Os “novos” quiosques junto ao monumento de Ferreira de Almeida, na doca de Faro, e os recentes parquímetros de estacionamento na “nova” periferia da cidade, são o “objecto” da próxima crítica.

Nunca na via pública se implantou tão curiosa “inovação”, depois dos postes projectores de luz da Sé Catedral e das 12 cabanas para pescadores junto ao Castelo. Os primeiros foram providencialmente retirados, as segundas jazem já destelhadas e sem qualquer utilização. E o que dizer acerca das várias centenas de palmeiras…, cantadas em muitos poemas de «O HERALDO», jornal de Carlos Lyster Franco e que perfaz esta semana 100 anos, depois, poetadas nas colunas «Futurismo-Gente-Nova» no mesmo semanário e da responsabilidade de Carlos Filipe Porfírio, …também jazem nas raízes de um “memorial” ao esquecimento patrimonial.

A cidade abunda de equipamentos obsoletos, tais são; os inúmeros caixotes de lixo ladeando os principais monumentos (Arco da Vila, Igreja da Misericórdia, Paço Municipal…), a múltipla sinalética em plena “Vila Adentro”, os diversos e excessivos pinos de pavimento (bolas, cilindros, prismas, verdes, negros, cinzentos, metálicos, de fibro-cimento, deslocados…), as esplanadas desarticuladas invadindo o espaço público sem ordenamento e com: muitos e anormais modelos de cadeiras e mesas, diversificados tipos de guarda-sóis, múltipla publicidade e bizarra informação, num excessivo jogo formal confuso e “colorido”, que desvaloriza o conjunto patrimonial e a própria cidade.
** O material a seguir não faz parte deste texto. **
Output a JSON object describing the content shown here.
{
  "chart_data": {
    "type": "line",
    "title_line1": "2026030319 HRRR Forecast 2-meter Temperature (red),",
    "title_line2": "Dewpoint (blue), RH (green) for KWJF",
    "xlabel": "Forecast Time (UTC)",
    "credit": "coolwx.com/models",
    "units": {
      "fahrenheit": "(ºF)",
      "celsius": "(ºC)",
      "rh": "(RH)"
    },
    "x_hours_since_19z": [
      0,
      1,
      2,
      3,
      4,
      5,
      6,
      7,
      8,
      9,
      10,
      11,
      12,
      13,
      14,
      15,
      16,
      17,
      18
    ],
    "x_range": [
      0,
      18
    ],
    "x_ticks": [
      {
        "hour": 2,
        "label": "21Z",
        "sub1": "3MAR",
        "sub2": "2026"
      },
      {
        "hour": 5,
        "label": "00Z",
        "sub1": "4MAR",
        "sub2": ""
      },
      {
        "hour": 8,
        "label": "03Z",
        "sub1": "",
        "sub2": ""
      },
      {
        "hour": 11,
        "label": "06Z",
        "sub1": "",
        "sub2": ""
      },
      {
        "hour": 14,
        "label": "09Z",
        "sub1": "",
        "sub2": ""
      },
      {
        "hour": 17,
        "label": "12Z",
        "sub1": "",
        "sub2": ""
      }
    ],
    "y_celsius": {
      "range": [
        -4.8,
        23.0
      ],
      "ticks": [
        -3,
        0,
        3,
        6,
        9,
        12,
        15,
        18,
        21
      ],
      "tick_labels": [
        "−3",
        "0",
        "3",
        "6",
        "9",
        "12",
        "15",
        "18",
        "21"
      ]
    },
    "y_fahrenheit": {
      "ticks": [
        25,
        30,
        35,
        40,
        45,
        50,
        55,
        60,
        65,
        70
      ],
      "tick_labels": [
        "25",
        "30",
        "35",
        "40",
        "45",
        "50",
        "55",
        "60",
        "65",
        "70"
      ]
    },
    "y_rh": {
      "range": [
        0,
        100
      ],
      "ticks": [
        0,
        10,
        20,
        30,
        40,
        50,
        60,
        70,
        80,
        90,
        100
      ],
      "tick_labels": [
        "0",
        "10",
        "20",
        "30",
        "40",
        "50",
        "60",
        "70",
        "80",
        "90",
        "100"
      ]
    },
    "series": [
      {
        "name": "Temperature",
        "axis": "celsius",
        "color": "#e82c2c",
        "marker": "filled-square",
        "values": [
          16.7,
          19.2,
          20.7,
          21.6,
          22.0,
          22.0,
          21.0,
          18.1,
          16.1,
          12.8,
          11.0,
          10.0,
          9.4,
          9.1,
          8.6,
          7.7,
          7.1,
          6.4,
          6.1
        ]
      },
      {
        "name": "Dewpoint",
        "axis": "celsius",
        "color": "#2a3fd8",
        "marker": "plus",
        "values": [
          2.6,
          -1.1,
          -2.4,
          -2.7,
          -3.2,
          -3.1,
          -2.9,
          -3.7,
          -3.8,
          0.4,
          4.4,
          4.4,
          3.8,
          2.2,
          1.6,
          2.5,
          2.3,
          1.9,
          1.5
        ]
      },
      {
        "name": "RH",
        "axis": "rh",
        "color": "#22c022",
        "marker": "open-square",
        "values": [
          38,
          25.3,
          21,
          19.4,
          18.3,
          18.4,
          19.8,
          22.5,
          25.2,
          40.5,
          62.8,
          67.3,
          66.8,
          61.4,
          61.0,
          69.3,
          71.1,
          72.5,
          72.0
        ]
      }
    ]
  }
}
Até tem um comboio de pneumáticos e que muda de cor com o tempo… ou outro ainda que verdadeiro troca de forma quando passa pela ponte metálica, carregando por vezes só hieróglifos… Mas, na paisagem da “doca”, não existe muito curiosamente nem um barco à vela…

«Hela-hoho comboio, automóvel, aeroplano minhas ânsias,…» «Passagem das Horas» na imaginação poética de Álvaro de Campos, «mas tudo isto foi o Passado, lanterna a uma esquina de rua velha,…» numa «Ode Marítima», e até teve uma velha e querida tia que «às vezes… cantava a “Nau Catrineta”…». Mas essa nau existe hoje desenhada, na calçada e pormenor ao centro do jardim Manuel Bívar, imaginada por Lyster Franco Pintor, e quando foi Presidente da autarquia o seu filho Mário.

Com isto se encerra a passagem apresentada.